= Ahle Hadith Andolon Bangladesh =

Islamist organization

Ahle Hadith Andolon Bangladesh is an Islamist organisation in Bangladesh and led by Muhammad Asadullah Al-Ghalib. It is a militant group that has been funded by Revival of Islamic Heritage Society, a Kuwaiti non governmental organisation. It is closely related to Jama'atul Mujahideen Bangladesh, an Islamist terrorist organisation.

==History==
In 1993, Bangladeshi intelligence agencies provided a report on the activities of Muhammad Asadullah Al-Ghalib and requested permission from the government to detain and interrogate him.

In 1998, Ghalib travelled to India and met Maolana Abdul Matin Salafi, an Islamist preacher who had been expelled from Bangladesh by President Hussain Mohammad Ershad, and was Ghalib's spiritual teacher. He was given a show cause notice for traveling to India with permission from his university by the register at University of Rajshahi, Muhammad Yunus, after returning to Bangladesh. Muhammad Yunus would later be assassinated by Islamic militants.

In 2000, four Kashmiri militants were held with one Ahle Hadith Andolon Bangladesh member from Bangladesh-India border by Bangladesh Rifles. They would later be released. Ghalib had frequent visitors from India, Pakistan, and Arab countries and would introduce these visitors to Ahle Hadith Andolon Bangladesh activists as mujahideens.

In 2004, Ghalib showed certificates from two members of parliament, Mizanur Rahman Minu of Bangladesh Nationalist Party and Maolana Abdul Khalek of Bangladesh Jamaat-e-Islami, which certified that Ahle Hadith Andolon Bangladesh members were not militants to the press.

Muhammad Asadullah Al-Ghalib, leader of Ahle Hadith Andolon Bangladesh, was arrested in 2005 after arrested activists of Jamaat-ul-Mujahideen Bangladesh identified him as their spiritual guru. Special Branch of Bangladesh police identified Muhammad Asadullah Al-Ghalib, then professor at the University of Rajshahi, as a top leader of Jama'atul Mujahideen Bangladesh. On 2 September 2006, Ahle Hadith Andolon Bangladesh announced that they will form a political party called insaaf. In 2005, Glalib claimed Ahle Hadith Andolon Bangladesh has offices in 42 Districts of Bangladesh and is working towards the establishment of an Islamic State. According to a confessional statement of an accused in the 2005 Bangladesh bombings; the bombing were coordinated by Hafizur Rahman, a leader of Ahle Hadith Andolon Bangladesh.

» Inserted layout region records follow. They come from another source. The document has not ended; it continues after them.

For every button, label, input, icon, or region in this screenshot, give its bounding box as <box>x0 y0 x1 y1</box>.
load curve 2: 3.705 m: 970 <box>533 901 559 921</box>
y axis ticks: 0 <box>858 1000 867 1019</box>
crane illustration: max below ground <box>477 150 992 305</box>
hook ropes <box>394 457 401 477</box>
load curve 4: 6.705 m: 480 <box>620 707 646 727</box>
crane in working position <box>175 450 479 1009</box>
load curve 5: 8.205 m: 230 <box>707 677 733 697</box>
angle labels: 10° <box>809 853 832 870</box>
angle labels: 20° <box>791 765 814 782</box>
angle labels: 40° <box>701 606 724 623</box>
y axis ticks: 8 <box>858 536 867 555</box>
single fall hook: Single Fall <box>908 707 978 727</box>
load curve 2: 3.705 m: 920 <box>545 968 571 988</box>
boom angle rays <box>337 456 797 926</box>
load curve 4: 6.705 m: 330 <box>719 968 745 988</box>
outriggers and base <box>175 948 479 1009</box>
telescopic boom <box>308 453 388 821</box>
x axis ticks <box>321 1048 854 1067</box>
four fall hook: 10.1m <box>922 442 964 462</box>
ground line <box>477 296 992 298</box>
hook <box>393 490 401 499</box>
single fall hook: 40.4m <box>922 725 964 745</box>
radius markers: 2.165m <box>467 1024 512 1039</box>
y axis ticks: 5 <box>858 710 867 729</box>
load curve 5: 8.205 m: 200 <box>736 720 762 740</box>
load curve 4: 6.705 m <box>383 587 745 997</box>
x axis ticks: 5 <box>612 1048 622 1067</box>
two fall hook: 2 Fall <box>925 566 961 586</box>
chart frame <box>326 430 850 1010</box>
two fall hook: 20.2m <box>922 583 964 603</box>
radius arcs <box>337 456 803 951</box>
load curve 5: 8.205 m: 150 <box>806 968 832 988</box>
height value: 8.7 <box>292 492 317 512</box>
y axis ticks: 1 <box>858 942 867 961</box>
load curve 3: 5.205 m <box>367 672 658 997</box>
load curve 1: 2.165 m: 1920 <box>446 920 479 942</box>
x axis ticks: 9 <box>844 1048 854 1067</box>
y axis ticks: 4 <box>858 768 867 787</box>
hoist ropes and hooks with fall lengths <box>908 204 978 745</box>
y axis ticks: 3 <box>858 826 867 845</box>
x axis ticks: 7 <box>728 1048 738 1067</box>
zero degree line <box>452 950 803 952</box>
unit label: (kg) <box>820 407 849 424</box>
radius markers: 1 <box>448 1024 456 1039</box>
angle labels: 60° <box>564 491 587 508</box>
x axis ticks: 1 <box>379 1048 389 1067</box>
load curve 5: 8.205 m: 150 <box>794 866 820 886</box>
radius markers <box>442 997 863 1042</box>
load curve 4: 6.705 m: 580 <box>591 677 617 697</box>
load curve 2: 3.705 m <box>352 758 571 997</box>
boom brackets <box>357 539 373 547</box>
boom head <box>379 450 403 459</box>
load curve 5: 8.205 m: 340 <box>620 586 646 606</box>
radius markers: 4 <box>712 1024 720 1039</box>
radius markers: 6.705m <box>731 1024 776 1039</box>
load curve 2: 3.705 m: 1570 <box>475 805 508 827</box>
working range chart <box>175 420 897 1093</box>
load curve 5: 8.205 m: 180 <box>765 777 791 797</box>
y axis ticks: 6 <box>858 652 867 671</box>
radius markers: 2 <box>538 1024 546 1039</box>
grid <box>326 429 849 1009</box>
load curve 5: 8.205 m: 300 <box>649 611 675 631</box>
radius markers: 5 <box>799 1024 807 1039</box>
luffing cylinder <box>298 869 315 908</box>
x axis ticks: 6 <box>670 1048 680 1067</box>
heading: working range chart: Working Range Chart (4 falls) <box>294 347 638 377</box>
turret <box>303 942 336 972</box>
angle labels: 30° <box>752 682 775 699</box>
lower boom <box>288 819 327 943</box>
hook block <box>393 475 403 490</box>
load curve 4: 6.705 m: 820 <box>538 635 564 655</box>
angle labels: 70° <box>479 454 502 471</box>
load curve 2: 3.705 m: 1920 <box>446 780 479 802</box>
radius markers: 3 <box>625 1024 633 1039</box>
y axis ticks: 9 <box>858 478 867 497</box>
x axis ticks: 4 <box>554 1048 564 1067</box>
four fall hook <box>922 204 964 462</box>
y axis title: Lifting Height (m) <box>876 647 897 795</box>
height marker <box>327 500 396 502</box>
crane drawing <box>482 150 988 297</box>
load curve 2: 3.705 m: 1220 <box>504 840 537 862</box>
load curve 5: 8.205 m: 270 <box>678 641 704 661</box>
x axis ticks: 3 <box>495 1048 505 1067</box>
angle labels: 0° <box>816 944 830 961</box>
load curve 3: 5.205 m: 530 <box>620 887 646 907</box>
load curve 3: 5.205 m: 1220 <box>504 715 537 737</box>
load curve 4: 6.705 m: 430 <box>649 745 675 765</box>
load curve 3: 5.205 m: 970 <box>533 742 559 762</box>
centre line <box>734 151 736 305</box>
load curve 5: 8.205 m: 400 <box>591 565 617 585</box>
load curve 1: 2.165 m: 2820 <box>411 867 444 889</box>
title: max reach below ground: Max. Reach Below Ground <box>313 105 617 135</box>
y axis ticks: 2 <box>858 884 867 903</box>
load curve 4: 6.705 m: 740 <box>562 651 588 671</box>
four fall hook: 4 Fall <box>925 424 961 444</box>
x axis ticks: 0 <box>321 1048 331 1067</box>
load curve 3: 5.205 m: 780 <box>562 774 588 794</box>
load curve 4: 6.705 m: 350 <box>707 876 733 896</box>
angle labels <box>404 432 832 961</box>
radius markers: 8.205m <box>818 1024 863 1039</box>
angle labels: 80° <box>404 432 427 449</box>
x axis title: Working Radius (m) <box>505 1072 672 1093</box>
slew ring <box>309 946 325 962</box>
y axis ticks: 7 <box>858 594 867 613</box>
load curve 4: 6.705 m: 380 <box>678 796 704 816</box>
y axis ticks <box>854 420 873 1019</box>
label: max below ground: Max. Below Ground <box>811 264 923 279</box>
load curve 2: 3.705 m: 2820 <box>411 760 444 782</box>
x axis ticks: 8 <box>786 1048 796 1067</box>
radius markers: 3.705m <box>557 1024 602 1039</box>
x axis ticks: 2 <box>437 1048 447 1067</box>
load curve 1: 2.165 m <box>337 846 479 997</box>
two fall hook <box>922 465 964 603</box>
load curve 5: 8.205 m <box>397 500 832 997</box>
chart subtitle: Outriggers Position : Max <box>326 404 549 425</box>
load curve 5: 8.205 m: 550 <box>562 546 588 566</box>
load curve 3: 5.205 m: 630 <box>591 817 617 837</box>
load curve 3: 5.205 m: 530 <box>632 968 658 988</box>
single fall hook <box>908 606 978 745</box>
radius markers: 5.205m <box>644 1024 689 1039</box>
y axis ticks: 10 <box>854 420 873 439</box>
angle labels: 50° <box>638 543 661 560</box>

On 13 August 2008, A. H. M. Khairuzzaman Liton, Mayor of Rajshahi and Awami League politician, visited the office Ahle Hadith Andolon Bangladesh and Muhammad Asadullah Al-Ghalib. He also visited the Ahle Hadith Jubo Sangha, the youth wing of Ahle Hadith Andolon Bangladesh and Al Markajul Islami As-Salafi Madrasa run by Ahle Hadith Andolon Bangladesh. He did not make a clear stand regarding Islamic militancy during his campaign and received support from Ahle Hadith Andolon Bangladesh. The principal of Al Markajul Islami As-Salafi Madrasa closed down the institute in 2009 and reported that Ahle Hadith Andolon Bangladesh was preaching extremism to the students. Students of University of Rajshahi and Rajshahi College were allowed to stay at the dormitories of the madrasa by Ghalib.

In April 2009, 49 leaders of the organisation resigned and formed the Ahle Hadith Jubo O Chhatra Parishad.

On 27 December 2015, leaders of Ahmadiyya Muslim community reported that their community faced harassment from Sunni Muslims, Ahle Hadith Andolon Bangladesh, Khatme Nabuwat Andolon Bangladesh, and Bangladesh Jamaat-e-Islami. Two of the attackers of July 2016 Dhaka attack were allegedly members of Ahle Hadith Andolon Bangladesh, but Asadullah Al Ghalib denied the allegations.

Ahle Hadith Andolon Bangladesh has reported links with terrorist group Jamaat-ul-Mujahideen Bangladesh; this has been denied by the leader of Ahle Hadith Andolon Bangladesh, Muhammad Asadullah Al-Ghalib, at a press conference at the Jatiya Press Club on 15 August 2016. Top leaders of Jamaat-ul-Mujahideen Bangladesh, Shaykh Abdur Rahman and Bangla Bhai, were members of Ahle Hadith Andolon Bangladesh.